Can a self-serving thief and an idealistic swordsman survive long enough to unravel the first part of an ancient mystery that has toppled kings and destroyed empires in order to keep a secret too terrible for the world to know?
Sullivan’s Theft of Swords is absolutely fantastic. Its characters are humorous and robust, its plot dynamic, and its writing just plain well written. In fact if you’re looking for comparisons Theft of Swords reminded me of an interesting combination of Simon R. Green’s Hawk and Fisher series (with the mystery fantasy element with a witty back and forth between the protagonists) and Joe Abercrombie’s First Law series (with is strong band of characters and dynamic plot full of twists.)
Of course while I enjoyed the book, my favorite aspect of it had to be the characters. They were well written, and as readers go through books one and two (both are contained in Theft of Swords) readers will really get a feeling for Royce and Hadrian. Obviously these two are my favorite characters (especially Hadrian). They are humorous, honorable (yet still maintain the fact that they are thieves for hire), and relatable characters.

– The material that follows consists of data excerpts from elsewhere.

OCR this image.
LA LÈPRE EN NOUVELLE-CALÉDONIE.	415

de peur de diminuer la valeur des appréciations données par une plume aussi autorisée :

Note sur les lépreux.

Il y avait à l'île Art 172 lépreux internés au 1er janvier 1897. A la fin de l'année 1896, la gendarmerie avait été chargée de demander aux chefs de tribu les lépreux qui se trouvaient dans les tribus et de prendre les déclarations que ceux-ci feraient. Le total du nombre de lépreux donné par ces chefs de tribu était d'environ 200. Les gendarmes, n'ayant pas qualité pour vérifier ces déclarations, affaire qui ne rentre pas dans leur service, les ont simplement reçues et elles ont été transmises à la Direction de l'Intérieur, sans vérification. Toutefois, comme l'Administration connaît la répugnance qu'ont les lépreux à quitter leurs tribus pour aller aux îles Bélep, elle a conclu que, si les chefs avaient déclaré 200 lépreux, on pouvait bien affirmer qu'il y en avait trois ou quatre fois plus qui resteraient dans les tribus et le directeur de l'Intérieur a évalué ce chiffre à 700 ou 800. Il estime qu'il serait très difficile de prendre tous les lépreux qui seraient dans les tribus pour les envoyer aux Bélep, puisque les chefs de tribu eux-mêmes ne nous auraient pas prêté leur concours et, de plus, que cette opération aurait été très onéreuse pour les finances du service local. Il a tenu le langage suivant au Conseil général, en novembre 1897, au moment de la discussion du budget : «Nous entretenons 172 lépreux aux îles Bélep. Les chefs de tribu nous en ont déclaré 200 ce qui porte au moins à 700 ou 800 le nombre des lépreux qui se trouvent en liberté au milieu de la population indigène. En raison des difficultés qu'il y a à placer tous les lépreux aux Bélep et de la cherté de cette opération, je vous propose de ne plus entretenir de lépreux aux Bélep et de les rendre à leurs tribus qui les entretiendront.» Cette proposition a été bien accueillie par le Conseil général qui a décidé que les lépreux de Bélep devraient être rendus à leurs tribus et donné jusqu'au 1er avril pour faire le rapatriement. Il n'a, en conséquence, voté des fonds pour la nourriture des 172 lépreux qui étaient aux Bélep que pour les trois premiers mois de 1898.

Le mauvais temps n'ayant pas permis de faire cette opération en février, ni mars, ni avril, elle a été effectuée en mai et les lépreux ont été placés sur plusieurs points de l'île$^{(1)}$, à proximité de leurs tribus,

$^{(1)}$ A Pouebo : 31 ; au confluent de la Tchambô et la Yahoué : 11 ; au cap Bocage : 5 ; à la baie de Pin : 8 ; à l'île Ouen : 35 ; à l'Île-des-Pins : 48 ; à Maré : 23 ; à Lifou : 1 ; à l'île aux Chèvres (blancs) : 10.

Not only that but Sullivan has created rich back stories for them that he’s slowly revealing in order to impress upon the readers the importance of each these dynamic character’s histories.
That said, I also very much enjoy Esra (I didn’t like him in book one, but he grew on me by book two and feel like he could present some interesting situations in the rest of the series), the Pickering boys (they’re talented strong willed good natured boys who add a nice element to the story), and Myron (the lovable and hilarious monk.)
All in all this book is filled with pretty much constant action, it’s got great characters, and is just plain fun to read. I can’t wait for the next book in the series, and am happy that Orbit is planning to release them in consecutive months. All in all there’s a reason this book was a Kindle Best Seller before it was published by Orbit.